The vSAN software uses the concept of a disk group as a container for solid-state drives (SSDs) and non-SSDs, such as hard disk drives (HDDs). On each host (node) in a vSAN cluster, the local drives of the host are organized into one or more disk groups. Each disk group includes one SSD that serves as read cache and write buffer (e.g., a cache tier), and one or more SSDs or non-SSDs that serve as permanent storage (e.g., a capacity tier). The aggregate of the disk groups from all the nodes forms a vSAN datastore distributed and shared across the nodes of the vSAN cluster.
The vSAN software stores and manages data in the form of data containers called objects.
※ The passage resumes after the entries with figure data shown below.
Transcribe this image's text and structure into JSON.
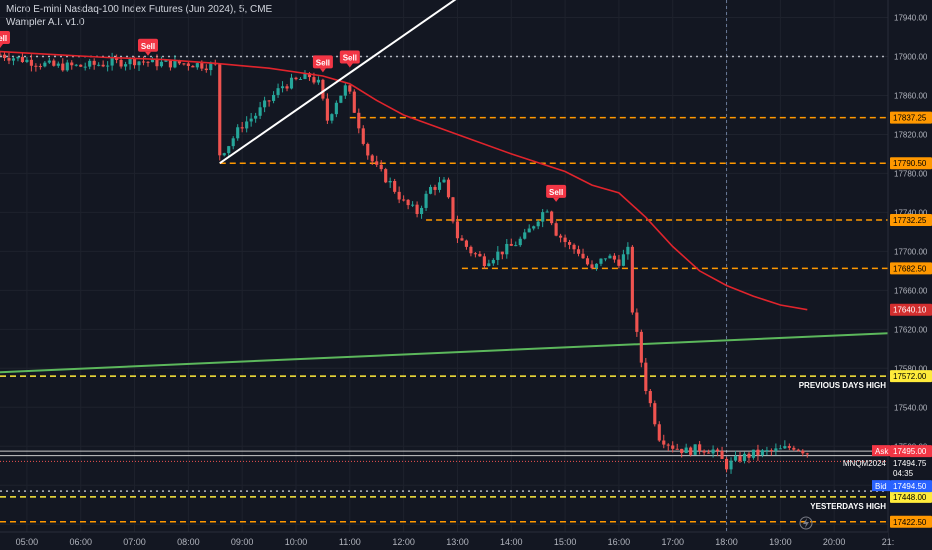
{
  "header": {
    "symbol_line": "Micro E-mini Nasdaq-100 Index Futures (Jun 2024), 5, CME",
    "indicator_line": "Wampler A.I. v1.0"
  },
  "colors": {
    "background": "#131722",
    "up": "#26a69a",
    "down": "#ef5350",
    "ma": "#e0242c",
    "trend": "#ffffff",
    "green_line": "#5cb85c",
    "orange": "#ff9800",
    "yellow": "#ffeb3b",
    "axis_text": "#b2b5be"
  },
  "chart_data": {
    "type": "candlestick",
    "timeframe": "5",
    "x_ticks": [
      "05:00",
      "06:00",
      "07:00",
      "08:00",
      "09:00",
      "10:00",
      "11:00",
      "12:00",
      "13:00",
      "14:00",
      "15:00",
      "16:00",
      "17:00",
      "18:00",
      "19:00",
      "20:00",
      "21:"
    ],
    "y_ticks": [
      17420,
      17460,
      17500,
      17540,
      17580,
      17620,
      17660,
      17700,
      17740,
      17780,
      17820,
      17860,
      17900,
      17940
    ],
    "ylim": [
      17412,
      17958
    ],
    "xlim": [
      "04:30",
      "21:00"
    ],
    "candles_close_path": [
      [
        "04:30",
        17902
      ],
      [
        "05:00",
        17896
      ],
      [
        "05:30",
        17890
      ],
      [
        "06:00",
        17890
      ],
      [
        "06:30",
        17893
      ],
      [
        "07:00",
        17896
      ],
      [
        "07:30",
        17893
      ],
      [
        "08:00",
        17893
      ],
      [
        "08:30",
        17890
      ],
      [
        "08:35",
        17800
      ],
      [
        "08:45",
        17810
      ],
      [
        "09:00",
        17830
      ],
      [
        "09:15",
        17840
      ],
      [
        "09:30",
        17855
      ],
      [
        "09:45",
        17870
      ],
      [
        "10:00",
        17875
      ],
      [
        "10:15",
        17880
      ],
      [
        "10:25",
        17872
      ],
      [
        "10:35",
        17835
      ],
      [
        "10:45",
        17855
      ],
      [
        "10:55",
        17868
      ],
      [
        "11:00",
        17860
      ],
      [
        "11:10",
        17830
      ],
      [
        "11:20",
        17800
      ],
      [
        "11:30",
        17785
      ],
      [
        "11:45",
        17770
      ],
      [
        "12:00",
        17750
      ],
      [
        "12:15",
        17740
      ],
      [
        "12:30",
        17765
      ],
      [
        "12:45",
        17770
      ],
      [
        "13:00",
        17715
      ],
      [
        "13:15",
        17700
      ],
      [
        "13:30",
        17690
      ],
      [
        "13:45",
        17698
      ],
      [
        "14:00",
        17705
      ],
      [
        "14:15",
        17715
      ],
      [
        "14:30",
        17735
      ],
      [
        "14:40",
        17745
      ],
      [
        "14:50",
        17720
      ],
      [
        "15:05",
        17705
      ],
      [
        "15:15",
        17700
      ],
      [
        "15:30",
        17680
      ],
      [
        "15:45",
        17695
      ],
      [
        "16:00",
        17690
      ],
      [
        "16:10",
        17700
      ],
      [
        "16:15",
        17640
      ],
      [
        "16:30",
        17560
      ],
      [
        "16:45",
        17510
      ],
      [
        "17:00",
        17500
      ],
      [
        "17:15",
        17495
      ],
      [
        "17:30",
        17498
      ],
      [
        "17:45",
        17496
      ],
      [
        "18:00",
        17480
      ],
      [
        "18:15",
        17488
      ],
      [
        "18:30",
        17492
      ],
      [
        "18:45",
        17494
      ],
      [
        "19:00",
        17496
      ],
      [
        "19:15",
        17500
      ],
      [
        "19:30",
        17494
      ]
    ],
    "moving_average": [
      [
        "04:30",
        17905
      ],
      [
        "05:30",
        17902
      ],
      [
        "06:30",
        17899
      ],
      [
        "07:30",
        17897
      ],
      [
        "08:30",
        17893
      ],
      [
        "09:30",
        17888
      ],
      [
        "10:30",
        17880
      ],
      [
        "11:00",
        17872
      ],
      [
        "11:30",
        17855
      ],
      [
        "12:00",
        17840
      ],
      [
        "13:00",
        17820
      ],
      [
        "14:00",
        17800
      ],
      [
        "15:00",
        17782
      ],
      [
        "15:30",
        17768
      ],
      [
        "16:00",
        17760
      ],
      [
        "16:30",
        17735
      ],
      [
        "17:00",
        17705
      ],
      [
        "17:30",
        17680
      ],
      [
        "18:00",
        17665
      ],
      [
        "18:30",
        17654
      ],
      [
        "19:00",
        17645
      ],
      [
        "19:30",
        17640.1
      ]
    ],
    "trend_line": [
      [
        "08:35",
        17790.5
      ],
      [
        "13:00",
        17960
      ]
    ],
    "green_line": [
      [
        "04:30",
        17576
      ],
      [
        "21:00",
        17616
      ]
    ],
    "signals": [
      {
        "label": "Sell",
        "time": "04:30",
        "price": 17918
      },
      {
        "label": "Sell",
        "time": "07:15",
        "price": 17910
      },
      {
        "label": "Sell",
        "time": "10:30",
        "price": 17893
      },
      {
        "label": "Sell",
        "time": "11:00",
        "price": 17898
      },
      {
        "label": "Sell",
        "time": "14:50",
        "price": 17760
      }
    ],
    "horizontal_levels": [
      {
        "price": 17837.25,
        "label": "17837.25",
        "color": "#ff9800",
        "style": "dashed",
        "from": "11:00"
      },
      {
        "price": 17790.5,
        "label": "17790.50",
        "color": "#ff9800",
        "style": "dashed",
        "from": "08:35"
      },
      {
        "price": 17732.25,
        "label": "17732.25",
        "color": "#ff9800",
        "style": "dashed",
        "from": "12:25"
      },
      {
        "price": 17682.5,
        "label": "17682.50",
        "color": "#ff9800",
        "style": "dashed",
        "from": "13:05"
      },
      {
        "price": 17572.0,
        "label": "17572.00",
        "color": "#ffeb3b",
        "style": "dashed",
        "from": "04:30",
        "text": "PREVIOUS DAYS HIGH"
      },
      {
        "price": 17448.0,
        "label": "17448.00",
        "color": "#ffeb3b",
        "style": "dashed",
        "from": "04:30",
        "text": "YESTERDAYS HIGH"
      },
      {
        "price": 17422.5,
        "label": "17422.50",
        "color": "#ff9800",
        "style": "dashed",
        "from": "04:30"
      },
      {
        "price": 17900.0,
        "label": "",
        "color": "#b2b5be",
        "style": "dotted",
        "from": "04:30"
      },
      {
        "price": 17454.0,
        "label": "",
        "color": "#b2b5be",
        "style": "dotted",
        "from": "04:30"
      }
    ],
    "price_tags": {
      "ma_value": "17640.10",
      "ask_label": "Ask",
      "ask_value": "17495.00",
      "symbol": "MNQM2024",
      "last_value": "17494.75",
      "countdown": "04:35",
      "bid_label": "Bid",
      "bid_value": "17494.50"
    },
    "crosshair_time": "18:00"
  }
}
An object is a logical volume that has its data and metadata distributed across a vSAN cluster. For example, every virtual machine disk (VMDK) is an object, as is every snapshot. A virtual machine (VM) is provisioned on a vSAN datastore as a VM home namespace object, which stores metadata files of the VM including descriptor files for the VM's VMDKs. A user may operate a VM to perform input/output (I/O) operations to VMDKs of the VM. When a performance issue (e.g., a latency of the I/O operations) occurs due to one or more outstanding inputs/outputs (I/Os), network hardware issues, network congestions, or disk slowness, the user may manually trigger a diagnostic operation to the VM. The diagnostic operation may collect trace data associated with I/Os generated by the VM at each layer of the vSAN cluster and break down latencies between layers of the vSAN cluster based on the collected trace data.
However, this approach is not adequate because the performance issue may be temporary and the trace data cannot represent the state when the performance issue occurred. Even assuming trace data is constantly collected for potential diagnostics in the future, the constant collection of the trace data and the persisting of these collected trace data will significantly impact the performances of the entire vSAN datastore.
In the following detailed description, reference is made to the accompanying drawings, which form a part hereof. In the drawings, similar symbols typically identify similar components, unless context dictates otherwise. The illustrative embodiments described in the detailed description, drawings, and claims are not meant to be limiting.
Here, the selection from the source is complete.